5. Properly construed, the petition of the plaintiff seeks to cancel her deed, bill of sale, and notes, which she alleges she gave to the defendant, a creditor of her husband, in the assumption and payment of the husband’s debt to the creditor, to recover such of her property so conveyed to the defendant as has not been disposed of by him, with the rents and profits thereof, and to recover the value of such of her said property as the defendant may have sold and disposed of; and so construed, the petition sets forth a cause of action, and the trial judge did not err in overruling the general demurrer on the ground that the same set forth no cause of action, either legal or equitable.

6. The petition is not multifarious.

7. The petition is not subject to demurrer on the ground that the plaintiff does not offer to do equity, she offering to reimburse the defendant for taxes and any money which it may be found on the final hearing of the case had been expended by him in removing the incumbrance which she had placed on the real estate involved in this litigation.

8. Any rights, legal or equitable, of the defendant as the husband’s creditor to subject to the payment of the husband’s debt to him the automobile given by the husband to the wife, and afterwards conveyed by her to the creditor, will not render her bill of sale good, if' made to pay her husband’s debt. The bill of sale, being one transaction, can not be upheld on the ground that it conveyed to the creditor this automobile, which was subject to the payment of the husband’s debt; but the most that can be done is to give effect to any rights of the defendant in this respect. Bond v. Sullivan, 133 Ga. 160 (65 S. E. 376, 134 Am. St. R. 199.
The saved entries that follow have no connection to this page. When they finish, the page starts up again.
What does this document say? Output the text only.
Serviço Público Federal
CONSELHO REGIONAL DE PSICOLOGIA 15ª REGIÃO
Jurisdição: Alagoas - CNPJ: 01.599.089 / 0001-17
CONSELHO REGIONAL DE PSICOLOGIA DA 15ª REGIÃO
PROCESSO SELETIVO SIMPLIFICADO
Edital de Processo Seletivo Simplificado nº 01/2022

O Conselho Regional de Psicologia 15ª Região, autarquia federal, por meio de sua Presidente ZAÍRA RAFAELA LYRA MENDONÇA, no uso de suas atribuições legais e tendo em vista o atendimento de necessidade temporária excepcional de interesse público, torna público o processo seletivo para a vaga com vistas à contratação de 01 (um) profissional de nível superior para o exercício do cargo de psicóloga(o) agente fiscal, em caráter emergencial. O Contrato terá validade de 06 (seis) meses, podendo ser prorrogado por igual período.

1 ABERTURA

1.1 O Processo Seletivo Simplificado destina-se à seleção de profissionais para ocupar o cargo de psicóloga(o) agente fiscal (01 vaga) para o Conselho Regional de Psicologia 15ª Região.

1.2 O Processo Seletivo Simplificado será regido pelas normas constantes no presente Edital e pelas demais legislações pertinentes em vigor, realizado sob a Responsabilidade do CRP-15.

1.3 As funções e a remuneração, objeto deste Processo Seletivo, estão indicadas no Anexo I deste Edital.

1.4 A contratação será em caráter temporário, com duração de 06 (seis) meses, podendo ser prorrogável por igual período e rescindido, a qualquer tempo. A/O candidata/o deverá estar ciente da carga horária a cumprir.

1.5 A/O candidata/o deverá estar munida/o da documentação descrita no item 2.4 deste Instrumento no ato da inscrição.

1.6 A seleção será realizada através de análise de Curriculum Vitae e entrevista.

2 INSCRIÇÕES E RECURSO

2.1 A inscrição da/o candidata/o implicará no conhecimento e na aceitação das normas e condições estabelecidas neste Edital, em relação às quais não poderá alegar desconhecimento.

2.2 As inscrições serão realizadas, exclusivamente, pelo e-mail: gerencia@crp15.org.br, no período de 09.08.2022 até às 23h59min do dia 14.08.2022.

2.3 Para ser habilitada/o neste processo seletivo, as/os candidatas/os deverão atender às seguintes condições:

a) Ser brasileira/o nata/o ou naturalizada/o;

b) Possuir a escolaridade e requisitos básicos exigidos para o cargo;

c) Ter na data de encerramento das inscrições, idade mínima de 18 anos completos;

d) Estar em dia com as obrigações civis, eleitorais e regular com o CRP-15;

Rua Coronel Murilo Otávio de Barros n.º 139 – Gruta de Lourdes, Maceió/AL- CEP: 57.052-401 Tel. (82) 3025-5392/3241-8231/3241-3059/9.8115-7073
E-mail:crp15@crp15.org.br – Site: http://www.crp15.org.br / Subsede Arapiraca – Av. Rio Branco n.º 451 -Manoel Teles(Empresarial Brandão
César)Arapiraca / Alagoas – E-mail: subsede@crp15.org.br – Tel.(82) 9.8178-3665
9. The grounds of special demurrer are without merit.

Judgment affirmed.

All the Justices concur. The minimum market value, on August 5, 1920, and November 2, 1920, of the soda-fount and cash register was $600; and the minimum market value of said automobile as represented to her by the defendant was from $2000 to $2500. She was not called on to pay the first of said notes and heard nothing more from the defendant until November 2,.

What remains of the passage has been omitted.